The Child Tax Credit was used by parents and guardians to feed, clothe and shelter kids and purchase school supplies. It made a difference
Impoverished kids live in misery, through no fault of their own. Worse, childhood poverty diminishes their life chances because poor nutrition harms their small brains, as does a home made stressful by lack of money. It all hurts their ability to learn, leaving them less likely to graduate and find good paying jobs.
Yet child poverty can be alleviated, as we learned when Republicans and Democrats joined efforts during the covid crises to ensure that each child received a child tax credit of at least $3,000. Studies found this money was used to feed, clothe and shelter kids and purchase school supplies.

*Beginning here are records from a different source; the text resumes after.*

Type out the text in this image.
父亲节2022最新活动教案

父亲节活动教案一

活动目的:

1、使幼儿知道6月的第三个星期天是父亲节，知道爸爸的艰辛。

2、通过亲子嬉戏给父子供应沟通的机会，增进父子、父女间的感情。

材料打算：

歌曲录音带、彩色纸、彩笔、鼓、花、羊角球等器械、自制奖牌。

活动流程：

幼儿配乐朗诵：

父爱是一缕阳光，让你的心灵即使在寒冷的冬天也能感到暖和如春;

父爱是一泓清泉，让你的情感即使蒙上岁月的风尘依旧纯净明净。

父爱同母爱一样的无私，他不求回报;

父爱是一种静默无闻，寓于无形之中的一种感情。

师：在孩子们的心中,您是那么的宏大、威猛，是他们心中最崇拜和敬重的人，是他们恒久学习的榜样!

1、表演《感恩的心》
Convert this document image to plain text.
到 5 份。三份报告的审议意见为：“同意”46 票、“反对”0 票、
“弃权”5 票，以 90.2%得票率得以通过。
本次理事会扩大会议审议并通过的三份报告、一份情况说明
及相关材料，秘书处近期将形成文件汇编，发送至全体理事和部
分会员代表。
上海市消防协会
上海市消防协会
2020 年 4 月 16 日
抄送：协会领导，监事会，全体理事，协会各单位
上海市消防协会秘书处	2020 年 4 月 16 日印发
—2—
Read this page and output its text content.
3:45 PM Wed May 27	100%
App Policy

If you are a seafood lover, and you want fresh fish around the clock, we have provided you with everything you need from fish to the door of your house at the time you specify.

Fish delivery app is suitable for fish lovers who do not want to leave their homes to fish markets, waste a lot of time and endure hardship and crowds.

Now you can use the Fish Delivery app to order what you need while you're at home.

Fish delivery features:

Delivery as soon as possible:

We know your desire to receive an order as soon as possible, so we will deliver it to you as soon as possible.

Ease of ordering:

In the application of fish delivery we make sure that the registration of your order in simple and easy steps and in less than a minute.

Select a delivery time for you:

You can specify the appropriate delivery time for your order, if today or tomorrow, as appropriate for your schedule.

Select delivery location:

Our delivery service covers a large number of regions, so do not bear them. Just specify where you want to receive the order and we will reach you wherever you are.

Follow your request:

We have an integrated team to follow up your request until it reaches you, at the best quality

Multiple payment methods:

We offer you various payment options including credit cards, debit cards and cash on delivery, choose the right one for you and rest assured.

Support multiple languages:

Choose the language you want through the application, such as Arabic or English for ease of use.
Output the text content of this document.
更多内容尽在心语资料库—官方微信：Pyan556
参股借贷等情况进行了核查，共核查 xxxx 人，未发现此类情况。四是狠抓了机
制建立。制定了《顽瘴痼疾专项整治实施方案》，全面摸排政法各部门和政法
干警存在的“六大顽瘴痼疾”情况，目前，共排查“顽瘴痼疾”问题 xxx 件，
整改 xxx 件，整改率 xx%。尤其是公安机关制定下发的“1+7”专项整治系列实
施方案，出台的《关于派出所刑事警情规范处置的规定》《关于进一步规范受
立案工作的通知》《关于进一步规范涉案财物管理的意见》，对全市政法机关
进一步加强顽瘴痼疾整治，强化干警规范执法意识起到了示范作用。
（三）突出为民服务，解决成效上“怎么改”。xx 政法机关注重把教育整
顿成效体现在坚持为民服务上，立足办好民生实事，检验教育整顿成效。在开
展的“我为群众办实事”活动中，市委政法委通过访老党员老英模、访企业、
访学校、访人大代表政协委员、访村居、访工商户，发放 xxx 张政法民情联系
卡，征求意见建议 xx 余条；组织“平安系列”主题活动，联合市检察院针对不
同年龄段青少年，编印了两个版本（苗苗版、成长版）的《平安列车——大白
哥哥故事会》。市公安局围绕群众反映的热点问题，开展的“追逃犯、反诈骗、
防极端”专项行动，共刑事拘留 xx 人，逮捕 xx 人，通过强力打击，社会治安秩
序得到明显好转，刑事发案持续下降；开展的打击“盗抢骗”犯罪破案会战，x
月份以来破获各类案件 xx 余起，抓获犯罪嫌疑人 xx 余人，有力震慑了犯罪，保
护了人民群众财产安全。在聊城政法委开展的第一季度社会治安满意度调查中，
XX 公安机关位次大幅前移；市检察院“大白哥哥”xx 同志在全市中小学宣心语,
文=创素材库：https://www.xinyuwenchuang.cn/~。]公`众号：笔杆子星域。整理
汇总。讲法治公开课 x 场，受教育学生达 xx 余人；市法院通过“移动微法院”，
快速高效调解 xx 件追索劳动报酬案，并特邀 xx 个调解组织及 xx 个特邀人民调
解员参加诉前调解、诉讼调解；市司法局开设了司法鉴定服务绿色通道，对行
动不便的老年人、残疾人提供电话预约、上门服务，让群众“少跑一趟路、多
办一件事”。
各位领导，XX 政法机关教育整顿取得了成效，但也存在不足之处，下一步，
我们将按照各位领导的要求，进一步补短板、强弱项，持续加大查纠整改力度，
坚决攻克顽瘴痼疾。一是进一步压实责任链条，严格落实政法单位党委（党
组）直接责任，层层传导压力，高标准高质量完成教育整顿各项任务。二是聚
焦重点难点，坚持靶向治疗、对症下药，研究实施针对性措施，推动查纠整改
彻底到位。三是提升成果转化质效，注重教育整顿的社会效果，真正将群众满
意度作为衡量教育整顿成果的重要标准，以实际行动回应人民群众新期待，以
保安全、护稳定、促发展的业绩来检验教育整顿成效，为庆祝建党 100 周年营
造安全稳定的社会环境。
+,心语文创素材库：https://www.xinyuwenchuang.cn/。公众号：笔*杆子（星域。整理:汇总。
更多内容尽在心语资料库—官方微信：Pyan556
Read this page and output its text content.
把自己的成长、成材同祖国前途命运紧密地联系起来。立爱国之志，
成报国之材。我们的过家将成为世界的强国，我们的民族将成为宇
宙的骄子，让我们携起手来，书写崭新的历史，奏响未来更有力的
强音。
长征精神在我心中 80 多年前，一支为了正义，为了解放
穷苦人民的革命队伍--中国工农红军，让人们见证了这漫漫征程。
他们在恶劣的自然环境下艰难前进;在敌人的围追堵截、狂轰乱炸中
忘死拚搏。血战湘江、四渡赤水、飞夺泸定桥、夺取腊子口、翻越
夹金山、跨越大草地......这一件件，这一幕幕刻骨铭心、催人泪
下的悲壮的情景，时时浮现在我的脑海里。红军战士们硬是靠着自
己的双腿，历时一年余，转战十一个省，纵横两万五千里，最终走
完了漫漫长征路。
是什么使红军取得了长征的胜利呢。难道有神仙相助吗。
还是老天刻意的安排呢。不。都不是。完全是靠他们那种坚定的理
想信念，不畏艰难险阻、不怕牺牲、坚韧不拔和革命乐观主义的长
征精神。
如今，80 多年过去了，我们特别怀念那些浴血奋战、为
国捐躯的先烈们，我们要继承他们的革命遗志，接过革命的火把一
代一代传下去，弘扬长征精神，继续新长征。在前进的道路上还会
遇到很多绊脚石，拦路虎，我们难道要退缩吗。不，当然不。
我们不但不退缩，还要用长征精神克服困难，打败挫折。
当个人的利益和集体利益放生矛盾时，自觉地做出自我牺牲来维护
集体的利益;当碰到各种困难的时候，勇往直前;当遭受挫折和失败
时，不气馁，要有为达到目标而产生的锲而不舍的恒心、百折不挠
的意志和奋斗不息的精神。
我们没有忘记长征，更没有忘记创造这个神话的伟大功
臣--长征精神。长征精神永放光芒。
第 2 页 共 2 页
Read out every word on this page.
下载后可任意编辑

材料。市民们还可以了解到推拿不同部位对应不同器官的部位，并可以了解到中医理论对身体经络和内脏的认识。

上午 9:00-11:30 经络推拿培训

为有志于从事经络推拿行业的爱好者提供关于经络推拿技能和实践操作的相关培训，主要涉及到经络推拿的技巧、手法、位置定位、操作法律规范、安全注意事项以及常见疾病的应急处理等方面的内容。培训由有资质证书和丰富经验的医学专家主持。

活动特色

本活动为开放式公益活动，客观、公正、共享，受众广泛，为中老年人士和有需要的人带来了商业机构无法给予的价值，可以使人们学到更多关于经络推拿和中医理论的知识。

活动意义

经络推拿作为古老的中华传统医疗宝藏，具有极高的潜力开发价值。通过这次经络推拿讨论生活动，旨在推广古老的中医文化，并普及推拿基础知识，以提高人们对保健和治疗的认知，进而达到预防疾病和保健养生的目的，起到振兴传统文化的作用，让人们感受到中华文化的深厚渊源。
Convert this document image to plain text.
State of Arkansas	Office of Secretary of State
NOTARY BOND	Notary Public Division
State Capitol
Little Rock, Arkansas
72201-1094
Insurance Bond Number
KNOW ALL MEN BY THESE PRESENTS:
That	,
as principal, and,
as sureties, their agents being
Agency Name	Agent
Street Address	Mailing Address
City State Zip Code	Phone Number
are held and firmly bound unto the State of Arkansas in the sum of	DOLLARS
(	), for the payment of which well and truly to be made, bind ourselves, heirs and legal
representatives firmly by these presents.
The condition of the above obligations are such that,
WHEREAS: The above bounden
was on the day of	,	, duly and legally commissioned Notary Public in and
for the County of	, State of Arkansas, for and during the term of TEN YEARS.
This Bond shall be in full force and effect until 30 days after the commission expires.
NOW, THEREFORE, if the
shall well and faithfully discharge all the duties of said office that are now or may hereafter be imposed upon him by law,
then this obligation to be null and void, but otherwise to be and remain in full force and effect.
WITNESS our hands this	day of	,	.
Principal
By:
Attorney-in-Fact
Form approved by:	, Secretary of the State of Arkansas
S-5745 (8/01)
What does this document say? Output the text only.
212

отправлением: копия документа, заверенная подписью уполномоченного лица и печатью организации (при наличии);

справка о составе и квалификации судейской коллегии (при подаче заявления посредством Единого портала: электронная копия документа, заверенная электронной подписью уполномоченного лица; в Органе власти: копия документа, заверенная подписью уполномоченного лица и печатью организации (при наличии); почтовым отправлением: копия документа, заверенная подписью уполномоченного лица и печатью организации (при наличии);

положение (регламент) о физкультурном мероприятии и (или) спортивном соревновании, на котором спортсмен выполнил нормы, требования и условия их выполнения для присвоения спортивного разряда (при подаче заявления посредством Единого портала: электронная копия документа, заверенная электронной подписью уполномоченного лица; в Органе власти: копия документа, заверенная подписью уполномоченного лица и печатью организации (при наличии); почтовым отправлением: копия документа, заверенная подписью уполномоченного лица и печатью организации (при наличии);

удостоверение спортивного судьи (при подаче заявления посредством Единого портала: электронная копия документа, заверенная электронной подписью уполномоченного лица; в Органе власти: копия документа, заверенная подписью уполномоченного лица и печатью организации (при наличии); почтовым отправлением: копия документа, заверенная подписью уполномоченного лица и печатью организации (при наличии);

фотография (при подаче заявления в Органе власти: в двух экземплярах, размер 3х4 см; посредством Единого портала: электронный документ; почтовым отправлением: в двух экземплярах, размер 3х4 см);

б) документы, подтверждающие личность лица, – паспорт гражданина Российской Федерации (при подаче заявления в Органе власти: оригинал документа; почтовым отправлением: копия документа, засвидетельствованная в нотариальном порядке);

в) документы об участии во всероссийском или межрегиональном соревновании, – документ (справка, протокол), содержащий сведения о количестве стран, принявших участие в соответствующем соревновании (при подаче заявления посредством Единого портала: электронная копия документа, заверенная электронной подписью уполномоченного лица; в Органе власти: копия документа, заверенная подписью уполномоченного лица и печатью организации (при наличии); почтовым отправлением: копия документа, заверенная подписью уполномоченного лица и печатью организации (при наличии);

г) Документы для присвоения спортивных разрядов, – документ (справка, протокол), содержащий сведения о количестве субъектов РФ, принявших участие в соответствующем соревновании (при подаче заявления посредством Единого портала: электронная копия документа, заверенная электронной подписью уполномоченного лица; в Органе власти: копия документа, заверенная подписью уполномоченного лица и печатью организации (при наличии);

But Congress failed to renew this life-affirming legislation, almost doubling the child poverty rate, according to Census Bureau data.
Some say kids shouldn’t get the child tax credit if their parents lack jobs or don’t make enough money. But should children be forced into poverty through no fault of their own?
Crime rates rise — with attendant costs for police, courts and prisons — when life-chances are squelched. Really, it’s cheaper to feed and clothe kids. Not to mention humanitarian concerns.
As budget negotiations approach I encourage our Utah delegation to expand the child tax credit to our poorest kids.